Sosyolojik anlamı içinde çalışmanın, genel kabul gören bir tanımı yoktur. Bu nedenle çalışma, tanımlanma sorunları ile karşı karşıyadır.
Öncelikle, emek ile çalışma arasındaki farkı vurgulamak gerekir. Emek, yaşamın sürdürülmesi amacıyla gerçekleştirilen bedensel faaliyetlerdir; çalışma ise, bir nedensellik bağlamında doğayı değiştirmeyi hedefleyen maddi edimlerdir. Çalışmanın tüm kuramcılarca kabul edilen genel bir tanımı bulunmamakla birlikte, çalışmayı çeşitli alanlar ile ilişkilendirerek sosyolojik olarak nitelemek mümkündür:
 
Ekonomi ve Devlet Açısından Çalışma: Bu anlamda çalışma, devleti oluşturan nüfus içinde "ekonomik açıdan aktif olanlar" ile "ekonomik açıdan aktif olmayanlar" arasındaki ayrımlaşma sonucunda tanımlanır. Burada önemli olan, aktivitenin niteliğidir. Çalışma, bir iş ile meşgul olan insanların vergilerini ve sigortalarını ödemeleri şeklinde tanımlanırsa; bu ödemeleri yapmayanlar çalışmıyor sayılacaktır. Fakat bu oldukça tartışmalı bir konudur; çünkü bu duruma göre, özellikle evlerinde çalışan kadınlar hiçbir şey yapmayarak zamanlarını harcamış duruma düşeceklerdir.   
 
İstihdam Olarak Çalışma: Sosyolojik olarak çalışmayı niteleyen etkenlerden biri de, bir ödemenin söz konusu olmasıdır. Buna göre insanlar, bir ödeme karşılığında çeşitli meslekler içinde yer alırlar ve emeklerini sunarlar.
 
Çalışma ve Boş Zaman Açısından Ayrımlaşma: Çoğu kişiye göre çalışma, çalışma dışı zamanın yani boş vakitlerin zıt anlamlısıdır. Buna göre çalışma, yapmamayı tercih edebileceğimiz ancak belli bir ücret karşılığında fiziksel uğraş harcadığımız zaman dilimini ifade eder.
 
Görüldüğü gibi çalışmayı farklı alanlar ile ilişkilendirmek mümkünse de, sosyolojik anlamda genel bir tanımını yapmak pek kolay değildir. Örneğin çamaşır yıkama, ütü yapma, yemek pişirme ve çocuk bakma gibi etkinlikler, hem ödenmemiş hem de ödenmiş emek içinde yer alabilirler. Bazı insanlar, sportif aktiviteleri hobi olarak yaparken bazıları için de bunlar yaşamı sürdürmeyi sağlayan mesleklerdir. Bunun yanında, "işe gitmek" belli bir durumu ifade ederken, iş yerine ulaştıktan sonra "çalışmak" zorunda olmak ise başka bir durumu ifade eder.
 
 
TARİHSEL SÜREÇ İÇİNDE ÇALIŞMA:
 
Göçebe Toplumlarda Çalışma: Yapılan çalışmalar göstermiştir ki, zamanı "üretici" aktiviteler ile değerlendirme anlamında çalışma olgusu modern Batı toplumlarına özgüdür. Çünkü göçebe toplumlarda, yaşamak için gerekli olan aktivite elde edilir edilmez "çalışma" da sona erer.
 
Köleci Toplumlarda Çalışma: Antik Yunan' da bir kişinin bir işte sürekli olarak çalışmak zorunda kalması yüz kızartıcı ve kabul edilemez olarak görülürdü. Bu nedenle, Yunanlılarda "çalışma" olgusunu karşılayan genel bir kelime yoktur.
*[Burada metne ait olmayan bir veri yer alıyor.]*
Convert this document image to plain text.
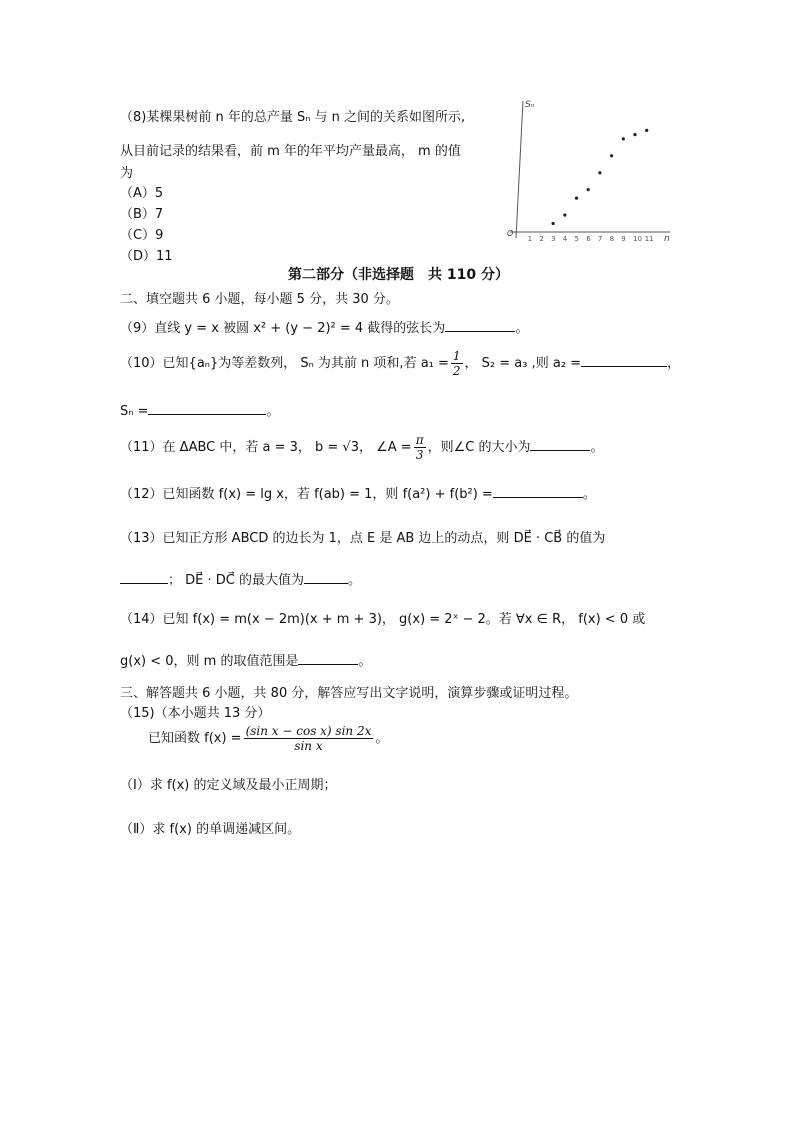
（8)某棵果树前 n 年的总产量 Sₙ 与 n 之间的关系如图所示,
从目前记录的结果看，前 m 年的年平均产量最高， m 的值
为
（A）5
（B）7
（C）9
（D）11
Sₙ
n
O
1 2 3 4 5 6 7 8 9 10 11
第二部分（非选择题　共 110 分）
二、填空题共 6 小题，每小题 5 分，共 30 分。
（9）直线 y = x 被圆 x² + (y − 2)² = 4 截得的弦长为	。
（10）已知{aₙ}为等差数列， Sₙ 为其前 n 项和,若 $a_1 = \frac{1}{2}$ ， S₂ = a₃ ,则 a₂ =	，
Sₙ =	。
（11）在 ΔABC 中，若 a = 3， b = √3， ∠A = $\frac{\pi}{3}$ ，则∠C 的大小为	。
（12）已知函数 f(x) = lg x，若 f(ab) = 1，则 f(a²) + f(b²) =	。
（13）已知正方形 ABCD 的边长为 1，点 E 是 AB 边上的动点，则 DE⃗ · CB⃗ 的值为
； DE⃗ · DC⃗ 的最大值为	。
（14）已知 f(x) = m(x − 2m)(x + m + 3)， g(x) = 2ˣ − 2。若 ∀x ∈ R， f(x) < 0 或
g(x) < 0，则 m 的取值范围是	。
三、解答题共 6 小题，共 80 分，解答应写出文字说明，演算步骤或证明过程。
（15)（本小题共 13 分）
已知函数 $f(x) = \frac{\text{(sin x − cos x) sin 2x}}{\text{sin x}}$ 。
（Ⅰ）求 f(x) 的定义域及最小正周期；
（Ⅱ）求 f(x) 的单调递减区间。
Burada çalışma, "gereklilik" faktörü ile yakından ilişkilidir. Bu dönemde, gereklilik ve özgürlük birbirine zıt kavramlar olarak kabul edilmiş; özgür insanların, gerekliliklerin kölesi olamayacağı düşüncesi topluma hakim olmuştur. Bu nedenle bir işte sürekli olarak çalışma, soylulara özgü değildir; onlar, zamanlarını politika ile değerlendirmektedirler. Bu bağlamda konunun özüne inilir ise, başkalarına bağımlı olanlar yani çalışanlar, politik tartışmalara katılma özgürlüğüne de sahip olamazlar; bu alan, özgür olanlara yani soylulara aittir. Ayrıca politik alan içinde, aşağılık bir sınıf olmalarından dolayı çalışanlara güvenilemezde; bu nedenle Antik Yunan, demokrasiye her zaman kuşku ile bakmıştır. Aristo ve Platon gibi düşünürler, bu düşüncelerin etkisiyle sürekli olarak demokrasi ve emek unsurlarına saldırırlarken; demokrasiyi savunan kesim ise, emekten yana daha ılımlı bir tavır almıştır.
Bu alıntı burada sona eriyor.